Relying on the 9th U.S. Circuit Court of Appeal's decision in Balcorta v. Twentieth Century-Fox Film Corp., 208 F.3d 1102 (9th Cir. 2000), the court rejected the Giants' federal preemption defense. The court stated that not every claim that requires resort to the language in a labor-management agreement is necessarily preempted, and that this is particularly the case when the meaning of the contract is not in dispute. Because the legal character of the claim relied on a state law right that was not substantially dependent on the contract's terms, the employee was permitted to proceed in court with his unpaid wage and waiting time penalty claim.
The Melendez case is consistent with Burnside v.
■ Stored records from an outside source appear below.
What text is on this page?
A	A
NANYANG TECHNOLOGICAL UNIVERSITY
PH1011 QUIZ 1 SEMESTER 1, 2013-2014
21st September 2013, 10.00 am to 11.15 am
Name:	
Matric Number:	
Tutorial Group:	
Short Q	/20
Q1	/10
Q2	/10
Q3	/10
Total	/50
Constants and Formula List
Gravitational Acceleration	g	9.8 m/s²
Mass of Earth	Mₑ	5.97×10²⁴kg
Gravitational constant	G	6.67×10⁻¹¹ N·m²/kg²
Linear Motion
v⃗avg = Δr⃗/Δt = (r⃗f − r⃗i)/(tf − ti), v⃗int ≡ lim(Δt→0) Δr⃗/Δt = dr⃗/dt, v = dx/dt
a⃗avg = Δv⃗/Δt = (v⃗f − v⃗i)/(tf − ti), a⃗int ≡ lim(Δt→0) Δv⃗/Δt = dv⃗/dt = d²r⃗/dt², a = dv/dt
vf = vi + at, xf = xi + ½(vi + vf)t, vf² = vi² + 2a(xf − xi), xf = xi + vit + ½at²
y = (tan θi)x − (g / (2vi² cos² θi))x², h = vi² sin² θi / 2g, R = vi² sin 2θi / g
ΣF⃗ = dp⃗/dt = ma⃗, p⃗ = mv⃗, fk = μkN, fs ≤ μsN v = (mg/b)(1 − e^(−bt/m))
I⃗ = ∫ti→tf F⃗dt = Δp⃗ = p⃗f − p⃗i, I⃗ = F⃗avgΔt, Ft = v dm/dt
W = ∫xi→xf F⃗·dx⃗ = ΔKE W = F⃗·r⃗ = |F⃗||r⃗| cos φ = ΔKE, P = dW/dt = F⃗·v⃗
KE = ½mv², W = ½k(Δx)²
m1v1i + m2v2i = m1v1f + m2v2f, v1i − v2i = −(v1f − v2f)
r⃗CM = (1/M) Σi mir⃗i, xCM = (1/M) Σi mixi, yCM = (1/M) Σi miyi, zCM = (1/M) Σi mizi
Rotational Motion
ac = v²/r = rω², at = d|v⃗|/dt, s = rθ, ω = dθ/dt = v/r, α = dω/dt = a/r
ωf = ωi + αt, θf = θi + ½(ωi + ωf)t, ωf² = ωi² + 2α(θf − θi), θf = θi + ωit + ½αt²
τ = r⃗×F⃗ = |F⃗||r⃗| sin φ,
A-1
Kiewit Pac. Corp., 491 F.3d 1053 (9th Cir. 2007), in which the court held that an opt-out provision in a state wage order did not convert a claim for unpaid travel time into one triggering Labor Management Relations Act preemption when it was based on a violation of statute. The 9th Circuit has also recently stated that a "Unionized employee cannot be deprived of the full protections afforded by state law simply by virtue of fact that her union has entered into a collective bargaining agreement. We recognize [federal] preemption only where a state law claim arises entirely from or requires construction of a CBA." Alaska Airlines, Inc. v. Schurke, 898 F.3d 904, 914 (9th Cir. 2018).
A review of the arguments summarized by the Supreme Court reveals that one of several things could be done to prevent similar kinds of claims against employers of intermittently employed workers in the future. These include simply paying employees at the end of their assignments, if at all feasible, or converting to a weekly payday schedule for the purpose of enabling employees to be paid sooner than they would under the semi-monthly pay schedule the Giants adopted, which resulted in employees receiving their paychecks between 10 and 25 days after the work was performed. But perhaps the most practical and risk-adverse pay schedule would be one instituted in accordance with Labor Code Section 201.3(b), even if the employees are not technically employed by a "temporary services employer" within the meaning of that statute. That section provides that the employee's wages are due and payable no less frequently than weekly, regardless of when the assignment ends, and that wages for work performed during any calendar week shall be due and payable not later than the regular payday of the following calendar week.
Melendez is an important reminder that with the growth contingent workforces as well as other arrangements that do not follow the simple Monday through Friday, 9-to-5 work schedule, increasing challenges are likely to be made to employer pay practices of this nature -- especially in view of the great degree of scrutiny California employers find themselves under in a legal environment that is rife with class and representative claims.